Les verres correcteurs spéciaux, commercialisés sous différentes marques, combinent une correction centrale et des micro-lentilles périphériques. Les essais cliniques rapportent une réduction de la progression de l'ordre de 60 % par rapport à des verres simples, avec des variations selon les études. Le choix entre ces options dépend de l'âge de l'enfant, de sa maturité pour manipuler des lentilles et de l'observance parentale.
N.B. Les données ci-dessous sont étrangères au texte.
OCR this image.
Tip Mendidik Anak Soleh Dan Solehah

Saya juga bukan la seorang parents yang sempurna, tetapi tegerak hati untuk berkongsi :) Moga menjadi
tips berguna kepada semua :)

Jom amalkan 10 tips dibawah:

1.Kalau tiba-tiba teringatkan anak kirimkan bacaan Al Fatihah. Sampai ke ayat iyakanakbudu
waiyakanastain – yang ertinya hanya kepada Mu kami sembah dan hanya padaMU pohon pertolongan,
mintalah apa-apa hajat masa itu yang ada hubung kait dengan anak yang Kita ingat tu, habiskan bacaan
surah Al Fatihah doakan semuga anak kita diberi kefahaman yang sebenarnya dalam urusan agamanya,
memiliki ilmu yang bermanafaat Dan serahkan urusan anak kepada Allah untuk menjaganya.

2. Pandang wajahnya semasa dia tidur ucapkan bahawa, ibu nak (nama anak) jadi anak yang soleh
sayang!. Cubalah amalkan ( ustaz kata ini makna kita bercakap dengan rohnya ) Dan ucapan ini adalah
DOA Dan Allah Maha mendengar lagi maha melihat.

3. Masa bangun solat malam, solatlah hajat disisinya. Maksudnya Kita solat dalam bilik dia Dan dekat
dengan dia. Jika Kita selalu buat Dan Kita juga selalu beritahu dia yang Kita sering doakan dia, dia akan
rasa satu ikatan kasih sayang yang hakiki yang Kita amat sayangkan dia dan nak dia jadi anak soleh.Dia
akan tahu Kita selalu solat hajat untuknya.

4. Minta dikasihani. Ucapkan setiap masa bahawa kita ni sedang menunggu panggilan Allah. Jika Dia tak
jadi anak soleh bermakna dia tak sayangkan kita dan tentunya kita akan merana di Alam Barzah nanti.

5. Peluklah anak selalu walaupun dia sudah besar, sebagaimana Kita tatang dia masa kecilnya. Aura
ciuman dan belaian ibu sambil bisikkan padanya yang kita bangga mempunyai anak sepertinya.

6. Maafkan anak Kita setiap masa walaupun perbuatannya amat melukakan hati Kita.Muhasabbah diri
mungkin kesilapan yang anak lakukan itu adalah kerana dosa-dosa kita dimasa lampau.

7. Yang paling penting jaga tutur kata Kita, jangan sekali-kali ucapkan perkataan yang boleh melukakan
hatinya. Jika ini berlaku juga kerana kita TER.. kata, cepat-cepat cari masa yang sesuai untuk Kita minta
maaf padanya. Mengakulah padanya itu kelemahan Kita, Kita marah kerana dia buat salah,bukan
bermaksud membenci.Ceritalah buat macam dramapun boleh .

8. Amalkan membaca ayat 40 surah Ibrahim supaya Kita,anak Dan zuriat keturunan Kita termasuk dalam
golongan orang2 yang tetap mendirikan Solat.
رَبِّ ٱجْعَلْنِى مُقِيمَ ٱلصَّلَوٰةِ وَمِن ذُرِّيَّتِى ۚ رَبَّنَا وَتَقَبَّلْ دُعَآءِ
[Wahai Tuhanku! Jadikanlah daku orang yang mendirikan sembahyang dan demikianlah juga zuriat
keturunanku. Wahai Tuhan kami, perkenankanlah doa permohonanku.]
Les traitements médicamenteux et le suivi ophtalmologique
L'atropine à faible dose (0,01 %) est utilisée dans certains pays comme traitement freinateur. Ce collyre, administré quotidiennement, agit sur les récepteurs muscariniques de la rétine et réduit la progression myopique. Ses effets secondaires à cette dose sont limités, mais une sensibilité à la lumière et une vision de près légèrement floue peuvent apparaître chez certains enfants. Ce traitement n'est pas systématiquement prescrit et fait l'objet d'une évaluation individualisée.
Le suivi ophtalmologique régulier est indispensable, quelle que soit l'option choisie. Un contrôle annuel permet de mesurer l'évolution de la réfraction et d'ajuster la correction. Chez les enfants dont la myopie progresse rapidement, un contrôle semestriel peut être proposé. La mesure de la longueur axiale de l'œil, réalisée par biométrie, constitue un indicateur plus fiable que la seule acuité visuelle pour évaluer l'efficacité d'un traitement.
La décision d'instaurer un traitement freinateur se prend en concertation entre l'ophtalmologiste, l'enfant et ses parents. Elle tient compte de l'âge de début, de la vitesse de progression constatée et des antécédents familiaux de forte myopie. Aucune solution ne convient à tous les enfants, et certaines combinaisons, comme des verres spéciaux associés à du temps extérieur, sont parfois recommandées.
Les limites des approches actuelles méritent d'être soulignées. Aucune méthode ne fait régresser une myopie déjà installée. Les traitements disponibles ralentissent la progression mais ne l'arrêtent pas complètement. La prévention par le temps extérieur est efficace avant l'apparition de la myopie, mais son impact diminue une fois le trouble installé. L'observance des traitements sur plusieurs années constitue un défi pratique pour les familles.
La recherche clinique explore d'autres pistes, comme des verres à conception optique plus avancée ou des combinaisons thérapeutiques. Les recommandations évoluent à mesure que les études de suivi à long terme publient leurs résultats. Les parents sont invités à discuter des bénéfices et des risques de chaque option avec un professionnel de santé visuelle, en tenant compte des particularités de leur enfant.